頽廃というのは良いものじゃない。決して、憧れるようなものじゃない。頽廃というのは、情熱のない者が縋る、唯一の美なのだ。
浮世には善人と悪人がいる。善人というのは、普遍的な理想の頂点に立つ、純粋なる善、無意識の善のことだ。悪人というのは、それ以外。悪人も千差万別。悪の自覚がある悪人。自覚のない悪人。こいつらの差は、無意識と意識の中に、ほんとうに善を焦がれているか否かだ。自覚のないやつはだめだ。ほんとうの阿呆の快楽児。理想の反逆者。われわれみたいな悪人は、せめて悪の自覚をするべきなのだ。

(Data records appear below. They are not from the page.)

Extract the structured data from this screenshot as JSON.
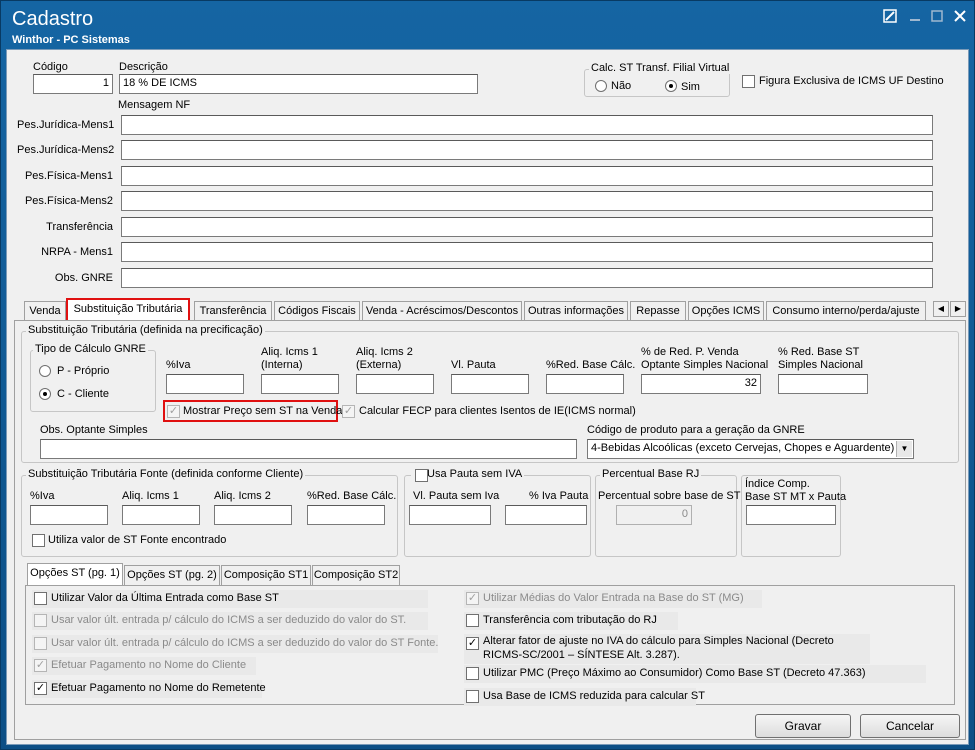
{
  "window": {
    "title": "Cadastro",
    "subtitle": "Winthor - PC Sistemas"
  },
  "header": {
    "codigo_label": "Código",
    "codigo_value": "1",
    "descricao_label": "Descrição",
    "descricao_value": "18 % DE ICMS",
    "calc_st_group": "Calc. ST Transf. Filial Virtual",
    "radio_nao": "Não",
    "radio_sim": "Sim",
    "figura_exclusiva": "Figura Exclusiva de ICMS UF Destino",
    "mensagem_nf_label": "Mensagem NF"
  },
  "messages": [
    {
      "label": "Pes.Jurídica-Mens1",
      "value": ""
    },
    {
      "label": "Pes.Jurídica-Mens2",
      "value": ""
    },
    {
      "label": "Pes.Física-Mens1",
      "value": ""
    },
    {
      "label": "Pes.Física-Mens2",
      "value": ""
    },
    {
      "label": "Transferência",
      "value": ""
    },
    {
      "label": "NRPA - Mens1",
      "value": ""
    },
    {
      "label": "Obs. GNRE",
      "value": ""
    }
  ],
  "tabs": [
    "Venda",
    "Substituição Tributária",
    "Transferência",
    "Códigos Fiscais",
    "Venda - Acréscimos/Descontos",
    "Outras informações",
    "Repasse",
    "Opções ICMS",
    "Consumo interno/perda/ajuste"
  ],
  "st": {
    "group_title": "Substituição Tributária (definida na precificação)",
    "tipo_calculo_title": "Tipo de Cálculo GNRE",
    "radio_proprio": "P - Próprio",
    "radio_cliente": "C - Cliente",
    "col_iva": "%Iva",
    "col_aliq1_a": "Aliq. Icms 1",
    "col_aliq1_b": "(Interna)",
    "col_aliq2_a": "Aliq. Icms 2",
    "col_aliq2_b": "(Externa)",
    "col_vl_pauta": "Vl. Pauta",
    "col_red_base": "%Red. Base Cálc.",
    "col_red_venda_a": "% de Red. P. Venda",
    "col_red_venda_b": "Optante Simples Nacional",
    "col_red_base_st_a": "% Red. Base ST",
    "col_red_base_st_b": "Simples Nacional",
    "red_venda_value": "32",
    "mostrar_preco": "Mostrar Preço sem ST na Venda",
    "calcular_fecp": "Calcular FECP para clientes Isentos de IE(ICMS normal)",
    "obs_optante_label": "Obs. Optante Simples",
    "codigo_produto_label": "Código de produto para a geração da GNRE",
    "codigo_produto_value": "4-Bebidas Alcoólicas (exceto Cervejas, Chopes e Aguardente)"
  },
  "st_fonte": {
    "group_title": "Substituição Tributária Fonte (definida conforme Cliente)",
    "col_iva": "%Iva",
    "col_aliq1": "Aliq. Icms 1",
    "col_aliq2": "Aliq. Icms 2",
    "col_red_base": "%Red. Base Cálc.",
    "utiliza_valor": "Utiliza valor de ST Fonte encontrado"
  },
  "pauta": {
    "group_title": "Usa Pauta sem IVA",
    "col_vl_pauta": "Vl. Pauta sem Iva",
    "col_iva_pauta": "% Iva Pauta"
  },
  "percentual_rj": {
    "group_title": "Percentual Base RJ",
    "label": "Percentual sobre base de ST",
    "value": "0"
  },
  "indice": {
    "label_a": "Índice Comp.",
    "label_b": "Base ST MT x Pauta"
  },
  "subtabs": [
    "Opções ST (pg. 1)",
    "Opções ST (pg. 2)",
    "Composição ST1",
    "Composição ST2"
  ],
  "options_left": [
    {
      "text": "Utilizar Valor da Última Entrada como Base ST",
      "checked": false,
      "disabled": false
    },
    {
      "text": "Usar valor últ. entrada p/ cálculo do ICMS a ser deduzido do valor do ST.",
      "checked": false,
      "disabled": true
    },
    {
      "text": "Usar valor últ. entrada p/ cálculo do ICMS a ser deduzido do valor do ST Fonte.",
      "checked": false,
      "disabled": true
    },
    {
      "text": "Efetuar Pagamento no Nome do Cliente",
      "checked": true,
      "disabled": true
    },
    {
      "text": "Efetuar Pagamento no Nome do Remetente",
      "checked": true,
      "disabled": false
    }
  ],
  "options_right": [
    {
      "text": "Utilizar Médias do Valor Entrada na Base do ST (MG)",
      "checked": true,
      "disabled": true
    },
    {
      "text": "Transferência com tributação do RJ",
      "checked": false,
      "disabled": false
    },
    {
      "text": "Alterar fator de ajuste no IVA do cálculo para Simples Nacional (Decreto",
      "text2": "RICMS-SC/2001 – SÍNTESE Alt. 3.287).",
      "checked": true,
      "disabled": false
    },
    {
      "text": "Utilizar PMC (Preço Máximo ao Consumidor) Como Base ST (Decreto 47.363)",
      "checked": false,
      "disabled": false
    },
    {
      "text": "Usa Base de ICMS reduzida para calcular ST",
      "checked": false,
      "disabled": false
    }
  ],
  "buttons": {
    "gravar": "Gravar",
    "cancelar": "Cancelar"
  }
}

そして頽廃は、自覚のある悪人が、善を焦がれた結果だ。私には善を備えるだけの器がない。私の身の内に、善というものが住んでいない。このまま、悪の道を生くとしても、どうか私の望む、善に近いものがありますように。
平穏がありますように。
そういう、諦念の末に望むものが、退廃美なのだ。

これは、くだらない枠組みというか、ジンクスに囚われているだけなのだろうか。自分のやりたいようにやる、それだけではないのか。
そう思うものの、人はやっぱり、善に沿って生きるべきだよ。きっと普遍的な理想というものがあって、その理想には、皆の思う道徳も含まれている。普遍的な理想が無意識の内に達せられることが純粋で、純粋性が理想ならば、倫理と自省とが全てにおいてきちんと働かなければならない。